With Australia arriving on July 29, Ashes revenue is likely to account for half of record turnover levels at Edgbaston this year .
It is already a financial record for a single match and will deliver a record crowd if the match goes a full five days.
Mr Povey said that, while the club was well insured against a washout, its balance sheet would be further boosted by merchandising income if the weather was kind.
He added: “We have just put in the extra seats and they are already selling like hot cakes. There is no doubt we will have a record pre-sold crowd and if it goes to five days it will definitely be a record crowd.”
The club is expected to follow the likes of Lancashire, who now play at Emirates Old Trafford, and Surrey, which call their home the Kia Oval, in selling naming rights.
Mr Povey said: “We have got about a dozen conversations going on at a reasonably high level.
“It’s one of those things where you just chip away and it eventually comes.

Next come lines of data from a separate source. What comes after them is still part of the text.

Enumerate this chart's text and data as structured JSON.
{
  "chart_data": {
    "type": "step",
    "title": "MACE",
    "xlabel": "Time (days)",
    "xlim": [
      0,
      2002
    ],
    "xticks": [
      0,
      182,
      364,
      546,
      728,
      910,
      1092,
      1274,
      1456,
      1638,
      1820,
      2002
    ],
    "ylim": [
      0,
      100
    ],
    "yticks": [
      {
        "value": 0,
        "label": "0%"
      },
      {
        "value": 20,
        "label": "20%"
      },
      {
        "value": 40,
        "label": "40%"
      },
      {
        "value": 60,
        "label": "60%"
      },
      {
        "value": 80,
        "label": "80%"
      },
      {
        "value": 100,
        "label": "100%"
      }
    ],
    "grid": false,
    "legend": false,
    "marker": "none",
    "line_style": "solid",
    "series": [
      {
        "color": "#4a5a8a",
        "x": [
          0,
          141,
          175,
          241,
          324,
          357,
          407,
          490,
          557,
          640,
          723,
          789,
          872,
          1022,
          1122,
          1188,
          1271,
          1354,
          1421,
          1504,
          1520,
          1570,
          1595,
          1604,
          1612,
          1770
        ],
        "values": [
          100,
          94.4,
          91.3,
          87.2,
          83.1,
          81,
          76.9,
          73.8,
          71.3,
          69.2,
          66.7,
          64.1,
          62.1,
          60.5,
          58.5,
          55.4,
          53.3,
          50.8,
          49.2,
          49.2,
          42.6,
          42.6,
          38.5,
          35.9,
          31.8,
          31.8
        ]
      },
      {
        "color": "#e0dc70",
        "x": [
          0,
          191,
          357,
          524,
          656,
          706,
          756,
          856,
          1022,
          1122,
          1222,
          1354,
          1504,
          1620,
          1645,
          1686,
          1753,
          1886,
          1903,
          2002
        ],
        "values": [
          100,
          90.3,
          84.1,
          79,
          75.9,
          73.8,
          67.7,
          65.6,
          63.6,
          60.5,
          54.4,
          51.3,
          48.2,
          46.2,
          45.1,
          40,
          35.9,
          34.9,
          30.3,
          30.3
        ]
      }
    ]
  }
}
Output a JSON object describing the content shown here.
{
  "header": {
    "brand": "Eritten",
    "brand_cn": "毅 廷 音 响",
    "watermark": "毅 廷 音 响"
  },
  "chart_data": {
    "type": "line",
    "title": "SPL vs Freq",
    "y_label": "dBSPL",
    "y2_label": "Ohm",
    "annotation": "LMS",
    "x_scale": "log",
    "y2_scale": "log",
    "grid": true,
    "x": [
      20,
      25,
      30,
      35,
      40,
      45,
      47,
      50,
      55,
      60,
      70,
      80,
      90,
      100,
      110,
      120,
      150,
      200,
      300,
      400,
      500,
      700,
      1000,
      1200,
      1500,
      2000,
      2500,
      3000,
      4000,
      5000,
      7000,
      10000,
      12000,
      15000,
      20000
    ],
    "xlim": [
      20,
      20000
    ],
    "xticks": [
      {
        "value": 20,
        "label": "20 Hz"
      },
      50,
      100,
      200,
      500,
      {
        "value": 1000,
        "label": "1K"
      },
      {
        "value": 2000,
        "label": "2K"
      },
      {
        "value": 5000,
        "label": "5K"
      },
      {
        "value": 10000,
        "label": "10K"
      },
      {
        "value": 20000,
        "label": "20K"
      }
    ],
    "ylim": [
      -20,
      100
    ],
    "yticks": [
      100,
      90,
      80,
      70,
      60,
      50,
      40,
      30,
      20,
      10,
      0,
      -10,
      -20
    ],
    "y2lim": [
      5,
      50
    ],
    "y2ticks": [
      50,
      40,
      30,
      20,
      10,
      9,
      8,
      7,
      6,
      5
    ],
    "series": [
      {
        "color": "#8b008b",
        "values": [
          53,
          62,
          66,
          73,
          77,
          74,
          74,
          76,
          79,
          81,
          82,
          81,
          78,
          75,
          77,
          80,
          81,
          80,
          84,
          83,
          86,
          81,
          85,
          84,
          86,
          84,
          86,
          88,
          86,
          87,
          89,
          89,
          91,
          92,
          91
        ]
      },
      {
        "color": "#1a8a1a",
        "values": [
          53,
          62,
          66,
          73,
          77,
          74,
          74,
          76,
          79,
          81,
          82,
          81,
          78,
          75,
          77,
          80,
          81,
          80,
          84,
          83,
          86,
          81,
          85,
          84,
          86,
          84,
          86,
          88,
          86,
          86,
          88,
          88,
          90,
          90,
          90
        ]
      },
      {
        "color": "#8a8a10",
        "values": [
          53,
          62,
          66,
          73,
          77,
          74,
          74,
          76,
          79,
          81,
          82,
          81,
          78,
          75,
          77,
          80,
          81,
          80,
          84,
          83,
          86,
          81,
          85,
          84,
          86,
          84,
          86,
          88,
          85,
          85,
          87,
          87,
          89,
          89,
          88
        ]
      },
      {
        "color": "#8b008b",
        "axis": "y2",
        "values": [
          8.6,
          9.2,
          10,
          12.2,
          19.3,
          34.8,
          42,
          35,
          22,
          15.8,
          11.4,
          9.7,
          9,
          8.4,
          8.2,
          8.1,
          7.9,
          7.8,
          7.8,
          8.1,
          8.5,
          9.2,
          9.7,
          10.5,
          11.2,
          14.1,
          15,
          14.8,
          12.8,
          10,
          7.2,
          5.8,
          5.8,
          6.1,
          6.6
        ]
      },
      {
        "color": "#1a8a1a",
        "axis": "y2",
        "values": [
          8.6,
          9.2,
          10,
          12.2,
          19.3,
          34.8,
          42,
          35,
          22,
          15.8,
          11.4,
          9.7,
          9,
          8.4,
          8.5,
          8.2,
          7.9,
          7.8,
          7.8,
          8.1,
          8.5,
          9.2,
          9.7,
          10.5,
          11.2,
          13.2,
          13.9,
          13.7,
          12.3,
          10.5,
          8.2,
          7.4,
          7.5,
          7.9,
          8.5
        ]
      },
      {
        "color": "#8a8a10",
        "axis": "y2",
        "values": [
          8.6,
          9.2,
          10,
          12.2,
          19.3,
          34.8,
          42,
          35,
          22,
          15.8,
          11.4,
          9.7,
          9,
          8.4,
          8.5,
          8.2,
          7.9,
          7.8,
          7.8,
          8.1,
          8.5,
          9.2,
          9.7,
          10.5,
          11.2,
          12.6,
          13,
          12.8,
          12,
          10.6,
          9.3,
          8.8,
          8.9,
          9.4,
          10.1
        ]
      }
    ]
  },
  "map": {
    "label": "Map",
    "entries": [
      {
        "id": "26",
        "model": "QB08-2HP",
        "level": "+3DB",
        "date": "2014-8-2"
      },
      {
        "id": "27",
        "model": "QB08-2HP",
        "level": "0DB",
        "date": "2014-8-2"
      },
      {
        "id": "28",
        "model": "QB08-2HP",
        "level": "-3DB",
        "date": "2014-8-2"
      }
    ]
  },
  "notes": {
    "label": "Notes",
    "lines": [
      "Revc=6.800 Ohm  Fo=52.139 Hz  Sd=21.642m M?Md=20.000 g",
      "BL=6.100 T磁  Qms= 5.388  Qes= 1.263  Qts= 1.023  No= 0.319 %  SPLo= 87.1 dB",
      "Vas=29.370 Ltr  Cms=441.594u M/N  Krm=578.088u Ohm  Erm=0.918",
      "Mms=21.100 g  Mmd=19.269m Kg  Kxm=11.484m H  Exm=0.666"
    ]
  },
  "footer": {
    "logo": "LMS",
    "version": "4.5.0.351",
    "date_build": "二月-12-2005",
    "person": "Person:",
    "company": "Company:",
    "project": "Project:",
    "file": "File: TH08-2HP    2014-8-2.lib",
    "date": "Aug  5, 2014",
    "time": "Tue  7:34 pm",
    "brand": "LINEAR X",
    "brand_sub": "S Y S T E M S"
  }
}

“But with the quality of commercial partners you start to ask yourself whether you really need to sell naming rights.
“When we started, it was a really important revenue stream but if the rest of the model is developed to a point where you aren’t so desperate for money then you have more choice about who you will work with and what it means for the wider brand and the city. There are certain brands and partners we would never have worked with – tobacco and gambling being examples.
“If the right brand came along at the right price then we would do the deal but it is not something I am worrying about.”
Mr Povey admitted with cricket, and sport in general, a notoriously cyclical industry, bad times could return to Edgbaston.
However, he said the club appeared financially “comfortable” until 2019, with the Ashes followed by a Pakistan Test Match and rising income from Twenty20 cricket.